Now there are several things we are continuing to work on to improve safety in our communities.

  • Our community policing model is designed to forge relationships with the police in neighborhoods. We’ve actually intensified our community policing model.
  • Police Chief Tarasovic has also recently reinstituted the sector community meetings, the first of which was held this past Saturday.
  • These problem-solving workshops are designed to help everyone work together and to give the public an opportunity to voice concerns, come up with solutions and craft a plan of action.
  • Get involved with these meetings as they come up in your communities.

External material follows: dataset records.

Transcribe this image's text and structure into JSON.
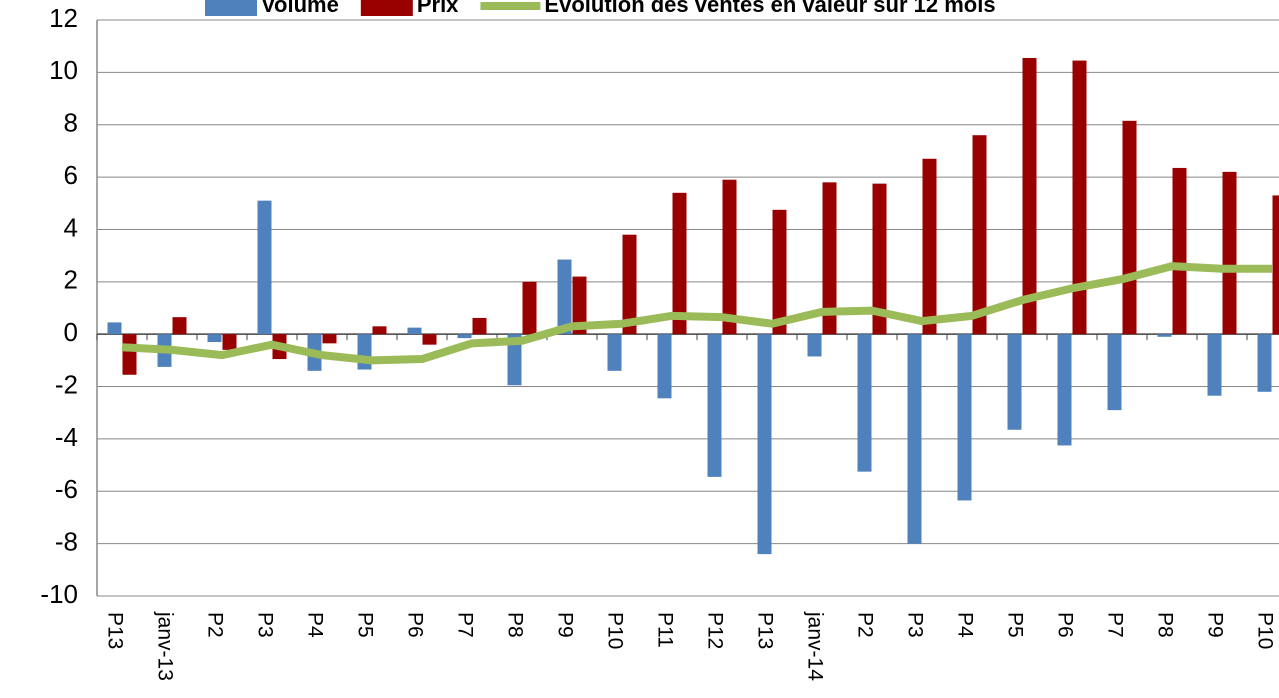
{
  "chart_data": {
    "type": "bar",
    "categories": [
      "P13",
      "janv-13",
      "P2",
      "P3",
      "P4",
      "P5",
      "P6",
      "P7",
      "P8",
      "P9",
      "P10",
      "P11",
      "P12",
      "P13",
      "janv-14",
      "P2",
      "P3",
      "P4",
      "P5",
      "P6",
      "P7",
      "P8",
      "P9",
      "P10"
    ],
    "series": [
      {
        "name": "Volume",
        "type": "bar",
        "color": "#4f81bd",
        "values": [
          0.45,
          -1.25,
          -0.3,
          5.1,
          -1.4,
          -1.35,
          0.25,
          -0.15,
          -1.95,
          2.85,
          -1.4,
          -2.45,
          -5.45,
          -8.4,
          -0.85,
          -5.25,
          -8.0,
          -6.35,
          -3.65,
          -4.25,
          -2.9,
          -0.1,
          -2.35,
          -2.2
        ]
      },
      {
        "name": "Prix",
        "type": "bar",
        "color": "#990000",
        "values": [
          -1.55,
          0.65,
          -0.6,
          -0.95,
          -0.35,
          0.3,
          -0.4,
          0.62,
          2.0,
          2.2,
          3.8,
          5.4,
          5.9,
          4.75,
          5.8,
          5.75,
          6.7,
          7.6,
          10.55,
          10.45,
          8.15,
          6.35,
          6.2,
          5.3
        ]
      },
      {
        "name": "Evolution des ventes en valeur sur 12 mois",
        "type": "line",
        "color": "#9bbb59",
        "values": [
          -0.5,
          -0.6,
          -0.8,
          -0.4,
          -0.8,
          -1.0,
          -0.95,
          -0.35,
          -0.25,
          0.3,
          0.4,
          0.7,
          0.65,
          0.4,
          0.85,
          0.9,
          0.5,
          0.7,
          1.3,
          1.75,
          2.1,
          2.6,
          2.5,
          2.5
        ]
      }
    ],
    "ylim": [
      -10,
      12
    ],
    "yticks": [
      -10,
      -8,
      -6,
      -4,
      -2,
      0,
      2,
      4,
      6,
      8,
      10,
      12
    ],
    "grid": true,
    "legend": "top"
  }
}
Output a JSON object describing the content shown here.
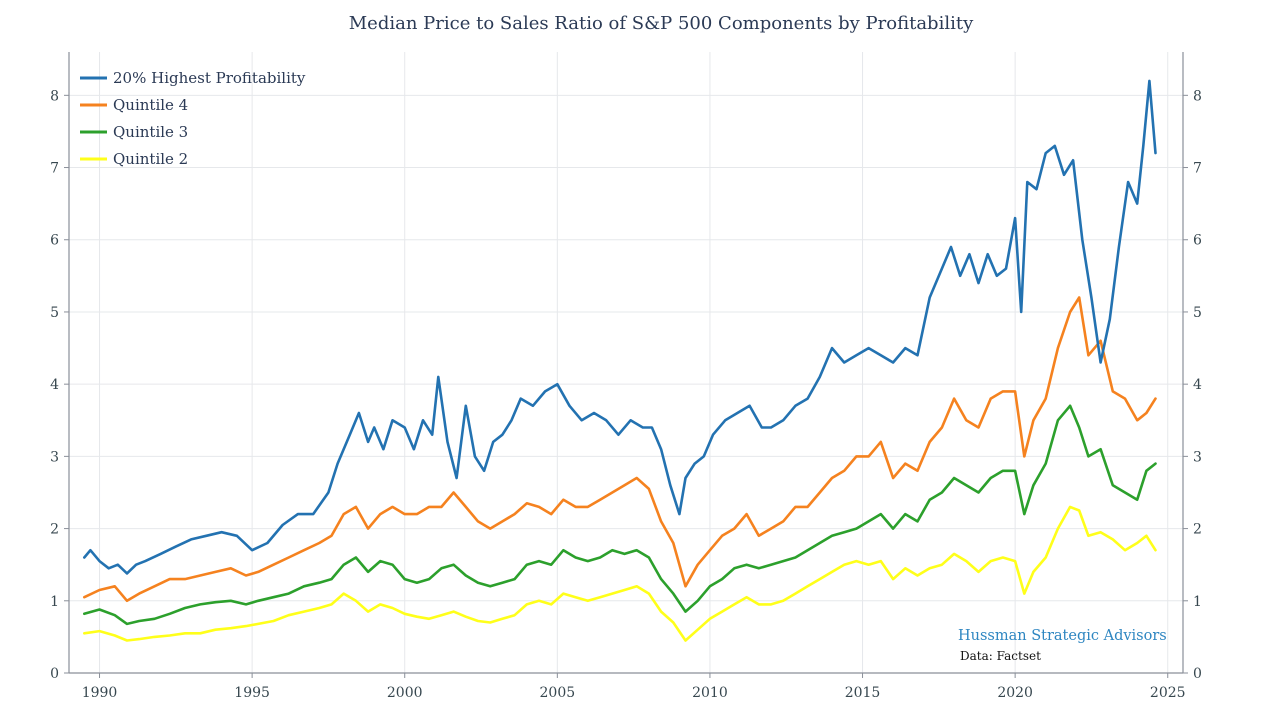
{
  "chart_data": {
    "type": "line",
    "title": "Median Price to Sales Ratio of S&P 500 Components by Profitability",
    "xlabel": "",
    "ylabel": "",
    "xlim": [
      1989.0,
      2025.5
    ],
    "ylim": [
      0,
      8.6
    ],
    "x_ticks": [
      1990,
      1995,
      2000,
      2005,
      2010,
      2015,
      2020,
      2025
    ],
    "y_ticks": [
      0,
      1,
      2,
      3,
      4,
      5,
      6,
      7,
      8
    ],
    "grid": true,
    "legend_position": "top-left",
    "series": [
      {
        "name": "20% Highest Profitability",
        "color": "#2372b1",
        "x": [
          1989.5,
          1989.7,
          1990.0,
          1990.3,
          1990.6,
          1990.9,
          1991.2,
          1991.5,
          1992.0,
          1992.5,
          1993.0,
          1993.5,
          1994.0,
          1994.5,
          1995.0,
          1995.5,
          1996.0,
          1996.5,
          1997.0,
          1997.5,
          1997.8,
          1998.2,
          1998.5,
          1998.8,
          1999.0,
          1999.3,
          1999.6,
          2000.0,
          2000.3,
          2000.6,
          2000.9,
          2001.1,
          2001.4,
          2001.7,
          2002.0,
          2002.3,
          2002.6,
          2002.9,
          2003.2,
          2003.5,
          2003.8,
          2004.2,
          2004.6,
          2005.0,
          2005.4,
          2005.8,
          2006.2,
          2006.6,
          2007.0,
          2007.4,
          2007.8,
          2008.1,
          2008.4,
          2008.7,
          2009.0,
          2009.2,
          2009.5,
          2009.8,
          2010.1,
          2010.5,
          2010.9,
          2011.3,
          2011.7,
          2012.0,
          2012.4,
          2012.8,
          2013.2,
          2013.6,
          2014.0,
          2014.4,
          2014.8,
          2015.2,
          2015.6,
          2016.0,
          2016.4,
          2016.8,
          2017.2,
          2017.6,
          2017.9,
          2018.2,
          2018.5,
          2018.8,
          2019.1,
          2019.4,
          2019.7,
          2020.0,
          2020.2,
          2020.4,
          2020.7,
          2021.0,
          2021.3,
          2021.6,
          2021.9,
          2022.2,
          2022.5,
          2022.8,
          2023.1,
          2023.4,
          2023.7,
          2024.0,
          2024.2,
          2024.4,
          2024.6
        ],
        "y": [
          1.6,
          1.7,
          1.55,
          1.45,
          1.5,
          1.38,
          1.5,
          1.55,
          1.65,
          1.75,
          1.85,
          1.9,
          1.95,
          1.9,
          1.7,
          1.8,
          2.05,
          2.2,
          2.2,
          2.5,
          2.9,
          3.3,
          3.6,
          3.2,
          3.4,
          3.1,
          3.5,
          3.4,
          3.1,
          3.5,
          3.3,
          4.1,
          3.2,
          2.7,
          3.7,
          3.0,
          2.8,
          3.2,
          3.3,
          3.5,
          3.8,
          3.7,
          3.9,
          4.0,
          3.7,
          3.5,
          3.6,
          3.5,
          3.3,
          3.5,
          3.4,
          3.4,
          3.1,
          2.6,
          2.2,
          2.7,
          2.9,
          3.0,
          3.3,
          3.5,
          3.6,
          3.7,
          3.4,
          3.4,
          3.5,
          3.7,
          3.8,
          4.1,
          4.5,
          4.3,
          4.4,
          4.5,
          4.4,
          4.3,
          4.5,
          4.4,
          5.2,
          5.6,
          5.9,
          5.5,
          5.8,
          5.4,
          5.8,
          5.5,
          5.6,
          6.3,
          5.0,
          6.8,
          6.7,
          7.2,
          7.3,
          6.9,
          7.1,
          6.0,
          5.2,
          4.3,
          4.9,
          5.9,
          6.8,
          6.5,
          7.3,
          8.2,
          7.2
        ]
      },
      {
        "name": "Quintile 4",
        "color": "#f5821f",
        "x": [
          1989.5,
          1990.0,
          1990.5,
          1990.9,
          1991.3,
          1991.8,
          1992.3,
          1992.8,
          1993.3,
          1993.8,
          1994.3,
          1994.8,
          1995.2,
          1995.7,
          1996.2,
          1996.7,
          1997.2,
          1997.6,
          1998.0,
          1998.4,
          1998.8,
          1999.2,
          1999.6,
          2000.0,
          2000.4,
          2000.8,
          2001.2,
          2001.6,
          2002.0,
          2002.4,
          2002.8,
          2003.2,
          2003.6,
          2004.0,
          2004.4,
          2004.8,
          2005.2,
          2005.6,
          2006.0,
          2006.4,
          2006.8,
          2007.2,
          2007.6,
          2008.0,
          2008.4,
          2008.8,
          2009.2,
          2009.6,
          2010.0,
          2010.4,
          2010.8,
          2011.2,
          2011.6,
          2012.0,
          2012.4,
          2012.8,
          2013.2,
          2013.6,
          2014.0,
          2014.4,
          2014.8,
          2015.2,
          2015.6,
          2016.0,
          2016.4,
          2016.8,
          2017.2,
          2017.6,
          2018.0,
          2018.4,
          2018.8,
          2019.2,
          2019.6,
          2020.0,
          2020.3,
          2020.6,
          2021.0,
          2021.4,
          2021.8,
          2022.1,
          2022.4,
          2022.8,
          2023.2,
          2023.6,
          2024.0,
          2024.3,
          2024.6
        ],
        "y": [
          1.05,
          1.15,
          1.2,
          1.0,
          1.1,
          1.2,
          1.3,
          1.3,
          1.35,
          1.4,
          1.45,
          1.35,
          1.4,
          1.5,
          1.6,
          1.7,
          1.8,
          1.9,
          2.2,
          2.3,
          2.0,
          2.2,
          2.3,
          2.2,
          2.2,
          2.3,
          2.3,
          2.5,
          2.3,
          2.1,
          2.0,
          2.1,
          2.2,
          2.35,
          2.3,
          2.2,
          2.4,
          2.3,
          2.3,
          2.4,
          2.5,
          2.6,
          2.7,
          2.55,
          2.1,
          1.8,
          1.2,
          1.5,
          1.7,
          1.9,
          2.0,
          2.2,
          1.9,
          2.0,
          2.1,
          2.3,
          2.3,
          2.5,
          2.7,
          2.8,
          3.0,
          3.0,
          3.2,
          2.7,
          2.9,
          2.8,
          3.2,
          3.4,
          3.8,
          3.5,
          3.4,
          3.8,
          3.9,
          3.9,
          3.0,
          3.5,
          3.8,
          4.5,
          5.0,
          5.2,
          4.4,
          4.6,
          3.9,
          3.8,
          3.5,
          3.6,
          3.8
        ]
      },
      {
        "name": "Quintile 3",
        "color": "#2ca02c",
        "x": [
          1989.5,
          1990.0,
          1990.5,
          1990.9,
          1991.3,
          1991.8,
          1992.3,
          1992.8,
          1993.3,
          1993.8,
          1994.3,
          1994.8,
          1995.2,
          1995.7,
          1996.2,
          1996.7,
          1997.2,
          1997.6,
          1998.0,
          1998.4,
          1998.8,
          1999.2,
          1999.6,
          2000.0,
          2000.4,
          2000.8,
          2001.2,
          2001.6,
          2002.0,
          2002.4,
          2002.8,
          2003.2,
          2003.6,
          2004.0,
          2004.4,
          2004.8,
          2005.2,
          2005.6,
          2006.0,
          2006.4,
          2006.8,
          2007.2,
          2007.6,
          2008.0,
          2008.4,
          2008.8,
          2009.2,
          2009.6,
          2010.0,
          2010.4,
          2010.8,
          2011.2,
          2011.6,
          2012.0,
          2012.4,
          2012.8,
          2013.2,
          2013.6,
          2014.0,
          2014.4,
          2014.8,
          2015.2,
          2015.6,
          2016.0,
          2016.4,
          2016.8,
          2017.2,
          2017.6,
          2018.0,
          2018.4,
          2018.8,
          2019.2,
          2019.6,
          2020.0,
          2020.3,
          2020.6,
          2021.0,
          2021.4,
          2021.8,
          2022.1,
          2022.4,
          2022.8,
          2023.2,
          2023.6,
          2024.0,
          2024.3,
          2024.6
        ],
        "y": [
          0.82,
          0.88,
          0.8,
          0.68,
          0.72,
          0.75,
          0.82,
          0.9,
          0.95,
          0.98,
          1.0,
          0.95,
          1.0,
          1.05,
          1.1,
          1.2,
          1.25,
          1.3,
          1.5,
          1.6,
          1.4,
          1.55,
          1.5,
          1.3,
          1.25,
          1.3,
          1.45,
          1.5,
          1.35,
          1.25,
          1.2,
          1.25,
          1.3,
          1.5,
          1.55,
          1.5,
          1.7,
          1.6,
          1.55,
          1.6,
          1.7,
          1.65,
          1.7,
          1.6,
          1.3,
          1.1,
          0.85,
          1.0,
          1.2,
          1.3,
          1.45,
          1.5,
          1.45,
          1.5,
          1.55,
          1.6,
          1.7,
          1.8,
          1.9,
          1.95,
          2.0,
          2.1,
          2.2,
          2.0,
          2.2,
          2.1,
          2.4,
          2.5,
          2.7,
          2.6,
          2.5,
          2.7,
          2.8,
          2.8,
          2.2,
          2.6,
          2.9,
          3.5,
          3.7,
          3.4,
          3.0,
          3.1,
          2.6,
          2.5,
          2.4,
          2.8,
          2.9
        ]
      },
      {
        "name": "Quintile 2",
        "color": "#ffff1a",
        "x": [
          1989.5,
          1990.0,
          1990.5,
          1990.9,
          1991.3,
          1991.8,
          1992.3,
          1992.8,
          1993.3,
          1993.8,
          1994.3,
          1994.8,
          1995.2,
          1995.7,
          1996.2,
          1996.7,
          1997.2,
          1997.6,
          1998.0,
          1998.4,
          1998.8,
          1999.2,
          1999.6,
          2000.0,
          2000.4,
          2000.8,
          2001.2,
          2001.6,
          2002.0,
          2002.4,
          2002.8,
          2003.2,
          2003.6,
          2004.0,
          2004.4,
          2004.8,
          2005.2,
          2005.6,
          2006.0,
          2006.4,
          2006.8,
          2007.2,
          2007.6,
          2008.0,
          2008.4,
          2008.8,
          2009.2,
          2009.6,
          2010.0,
          2010.4,
          2010.8,
          2011.2,
          2011.6,
          2012.0,
          2012.4,
          2012.8,
          2013.2,
          2013.6,
          2014.0,
          2014.4,
          2014.8,
          2015.2,
          2015.6,
          2016.0,
          2016.4,
          2016.8,
          2017.2,
          2017.6,
          2018.0,
          2018.4,
          2018.8,
          2019.2,
          2019.6,
          2020.0,
          2020.3,
          2020.6,
          2021.0,
          2021.4,
          2021.8,
          2022.1,
          2022.4,
          2022.8,
          2023.2,
          2023.6,
          2024.0,
          2024.3,
          2024.6
        ],
        "y": [
          0.55,
          0.58,
          0.52,
          0.45,
          0.47,
          0.5,
          0.52,
          0.55,
          0.55,
          0.6,
          0.62,
          0.65,
          0.68,
          0.72,
          0.8,
          0.85,
          0.9,
          0.95,
          1.1,
          1.0,
          0.85,
          0.95,
          0.9,
          0.82,
          0.78,
          0.75,
          0.8,
          0.85,
          0.78,
          0.72,
          0.7,
          0.75,
          0.8,
          0.95,
          1.0,
          0.95,
          1.1,
          1.05,
          1.0,
          1.05,
          1.1,
          1.15,
          1.2,
          1.1,
          0.85,
          0.7,
          0.45,
          0.6,
          0.75,
          0.85,
          0.95,
          1.05,
          0.95,
          0.95,
          1.0,
          1.1,
          1.2,
          1.3,
          1.4,
          1.5,
          1.55,
          1.5,
          1.55,
          1.3,
          1.45,
          1.35,
          1.45,
          1.5,
          1.65,
          1.55,
          1.4,
          1.55,
          1.6,
          1.55,
          1.1,
          1.4,
          1.6,
          2.0,
          2.3,
          2.25,
          1.9,
          1.95,
          1.85,
          1.7,
          1.8,
          1.9,
          1.7
        ]
      }
    ]
  },
  "credits": {
    "source_org": "Hussman Strategic Advisors",
    "data_source": "Data: Factset"
  }
}
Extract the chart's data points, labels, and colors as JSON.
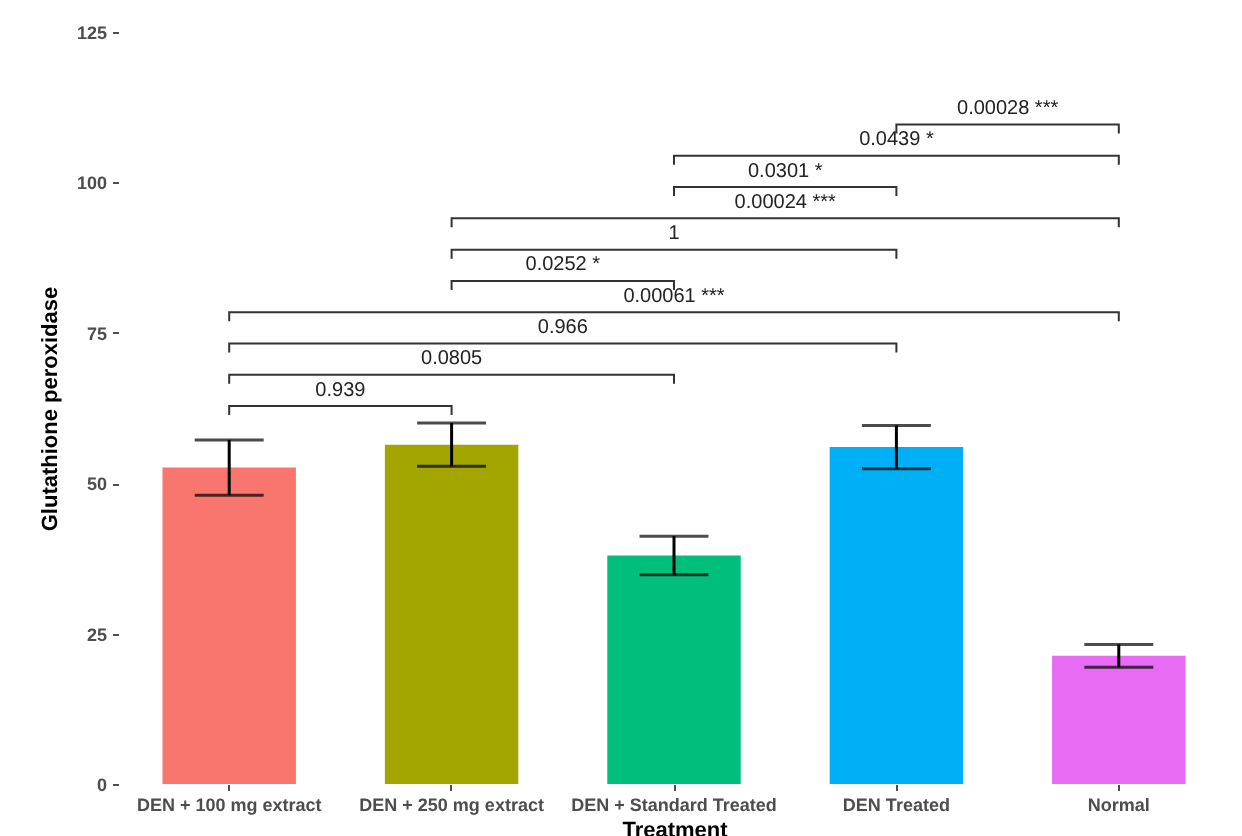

We are going to also use reverse 911 calls for upcoming meetings to help ensure that people know about these meetings and are more likely to get involved.
  • We continue to work to get illegal guns off the street – a major factor as it relates to violent crime. Since the 22nd of May, our police force got 14 illegal guns off the streets over a 9 day period.  And we must do everything we can to close loopholes and get illegal guns off the streets – an effort I’ve joined over 1,000 Mayor in as a part of Mayor’s Against Illegal Guns.
  • In June, we will be getting assistance from the State with our annual Fugitive and Firearms Initiative. Every year our police department seizes large numbers of illegal guns with the help of area law enforcement partners. Last year 146 weapons were taken off of the street. The effort also focuses on locating persons wanted for crimes.
  • We continue our community walks – door to door. I’ve participated in past walks and will be participating in more.  This provides an opportunity for us to go directly to the public, to hear concerns, provide information, and to gather ideas.
  • Our faith leaders remain active – working to build a sense of community and to help with healing and nurturing troubled areas of our city. Embrace these faith leaders and work with them to build better neighborhoods.
Our efforts have been consistent and working in many ways – thankfully. And I have no doubt that these efforts are saving somebody’s life.

Now I think we all know that when it comes to crime and criminal activity, there is no instant panacea and there never will be. But if we work together, we can strengthen our ability to prevent rather than simply solve crimes. And one of the things that I want the community to understand is that we must address this issue on all fronts.

One of the reasons I’ve focused so heavily on poverty mitigation and economic development strategies for our city is because I know that crime is, in large part, inextricably a symptom of poverty. Our city is paying a heavy economic and social price for cramming the poor into concentrated areas. As Mayor, my job is to work to steer us in the direction that will create quality of life for everyone. And we are consistently working on those things that will lead to improved workforce training and job opportunities, better educational outcomes and community schools, transportation options, and redevelopment of public housing. All of these things are preventative responses to crime and we must continue to work for those gains.

But we also must start right where we are and there are several things every individual can do right now:

  • Get to know the police officers who patrol your neighborhood.
  • Attend those neighborhood meetings hosted by your city council representatives or Richmond police.
  • Talk to young people about how they should conduct themselves and encourage your local high school to invite police in to get to know the students, for example.
  • And, if you see something, say something. Silence only empowers the wrong doers.
Communities can and must be proactive. And I have that same message across the board – be it incidents involving children, or robberies, or any incidents of crime in our city.

I recently met with merchants from Broad Street after the Victoria Jewelers Homicide.  I met with Muhammad Baig’s father. I felt and saw his grief. We’ve reached out to the families of the children recently harmed, like Marty Cobb’s family. And I make it a point to have more direct involvement when minors are involved.

These senseless acts of violence tear at the very fabric of our city, but as I tell everyone, we cannot give in. The only way we will succeed is if we work together, take ownership of what is happening in our streets, and not stand for it or give into it.